Les États-Unis auront en effet un besoin criant de pétrole dans moins de trente ans. Ils ne peuvent plus dépendre des seules régions du Golfe où ils se sont faits de solides ennemis. La Mer Caspienne, en revanche, recèlerait jusqu’à 40% du pétrole mondial. Ajoutons à cela que la famille Bush et plusieurs membres de l’administration américaine ont aussi des intérêts pétroliers personnels à défendre.

L’administration américaine a placé ses pions sur l’échiquier. Elle a imposé comme chef du gouvernement intérimaire un homme qui a servi les intérêts d’une pétrolière américaine en Afghanistan et qui est un inconditionnel des États-Unis. Elle a nommé comme ambassadeur en Afghanistan un autre homme proche des milieux pétroliers, qui fut un chaud partisan de négocier avec le régime taliban. Elle a désigné auprès de l’ONU un représentant spécial pour les affaires afghanes qui a lui aussi été impliqué antérieurement dans des intérêts pétroliers... Vraiment, si l’argent n’a pas d’odeur, ici, il dégage une forte odeur de pétrole.

Les attentats terroristes sur leur territoire et la présumée guerre contre le terrorisme international ont donc procuré aux États-Unis un motif « acceptable » de réduire à néant l’Afghanistan déjà ravagé. Il me semble probable, comme l’affirment des analystes étrangers, que les États-Unis cherchent à anéantir complètement l’Afghanistan, ainsi que toute résistance face aux intérêts économiques et militaires étrangers, afin de remodeler le pays à leur convenance. Ils imposeront alors leur présence à long terme pour « sécuriser » complètement la région et baliser les opérations de l’industrie pétrolière. Les États-Unis prétendent donc sauver le monde du terrorisme alors qu’ils visent à renforcer leur seule hégémonie économique et militaire sur l’ensemble de la planète.

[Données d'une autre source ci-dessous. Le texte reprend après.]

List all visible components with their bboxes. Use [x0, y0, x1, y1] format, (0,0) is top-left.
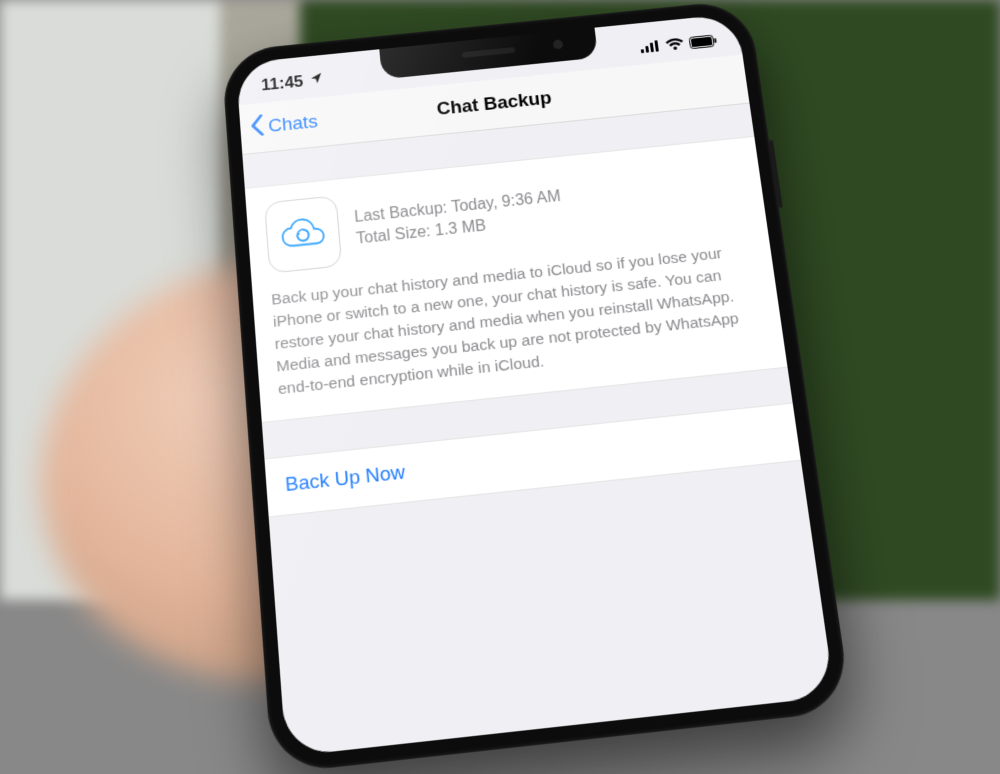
cloud-backup-icon [264, 195, 342, 273]
content-area[interactable]: Last Backup: Today, 9:36 AM Total Size: … [242, 104, 835, 757]
back-label: Chats [268, 111, 319, 137]
location-arrow-icon [308, 70, 323, 90]
phone-frame: 11:45 [221, 0, 852, 774]
wifi-icon [665, 38, 684, 51]
battery-icon [689, 34, 718, 49]
total-size-value: 1.3 MB [434, 218, 487, 240]
status-time: 11:45 [261, 72, 304, 95]
total-size-label: Total Size: [356, 223, 432, 247]
chevron-left-icon [249, 114, 265, 142]
page-title: Chat Backup [436, 88, 553, 121]
cellular-signal-icon [640, 40, 661, 53]
phone-screen: 11:45 [236, 13, 835, 756]
back-button[interactable]: Chats [249, 97, 320, 153]
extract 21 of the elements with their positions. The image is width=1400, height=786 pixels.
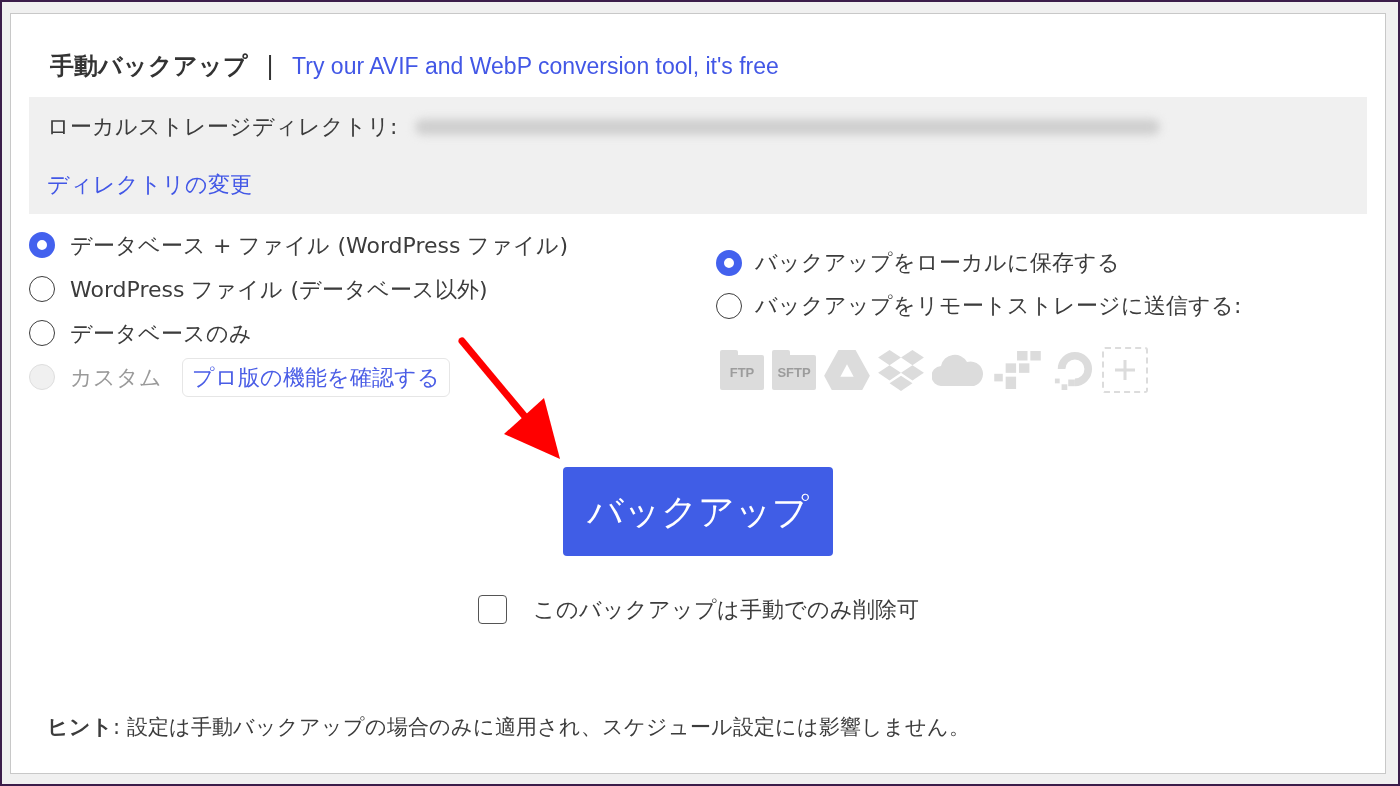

Quand j’entends Bernard Derome et d’autres vedettes des médias reprendre à leur compte la propagande officielle américaine, j’ai des haut-le-cœur. Ils mentent effrontément. Ils « désinforment » la population. Et tout cela me vide. Je décroche.

Je m’intéresse de loin en loin à cette triste histoire d’un monde soi-disant civilisé et évolué. Je lis parfois encore les manchettes qui me sont envoyées par courriel, si un titre m’accroche, le plus souvent, je range l’article dans les archives de l’ordinateur pour lecture ultérieure ou je laisse tomber. Quand surviendra une autre tragédie du genre, je n’aurai à faire qu’une relative mise à jour de mes connaissances sur les motivations des hommes à se faire la guerre. Cela n’exigera pas de grands efforts. Partout, il s’agit toujours d’une même histoire qui se répète à satiété : des hommes en écrasent d’autres pour s’approprier leurs ressources et pour démontrer leur supériorité.

Des hommes ? Que dis-je ? La plupart des pays du monde sont dirigés par des petits garçons qui essaient de se démontrer les uns les autres que leur père est le plus fort et de démontrer à leur père respectif qu’ils peuvent faire mieux que lui. L’humanité est à la merci de petits garçons qui ne veulent pas vieillir et assumer leur condition d’homme, avec les responsabilités que cela comporte. L’argent et les bombes sont leurs jouets préférés. Voilà où la tragédie du monde actuel prend sa source.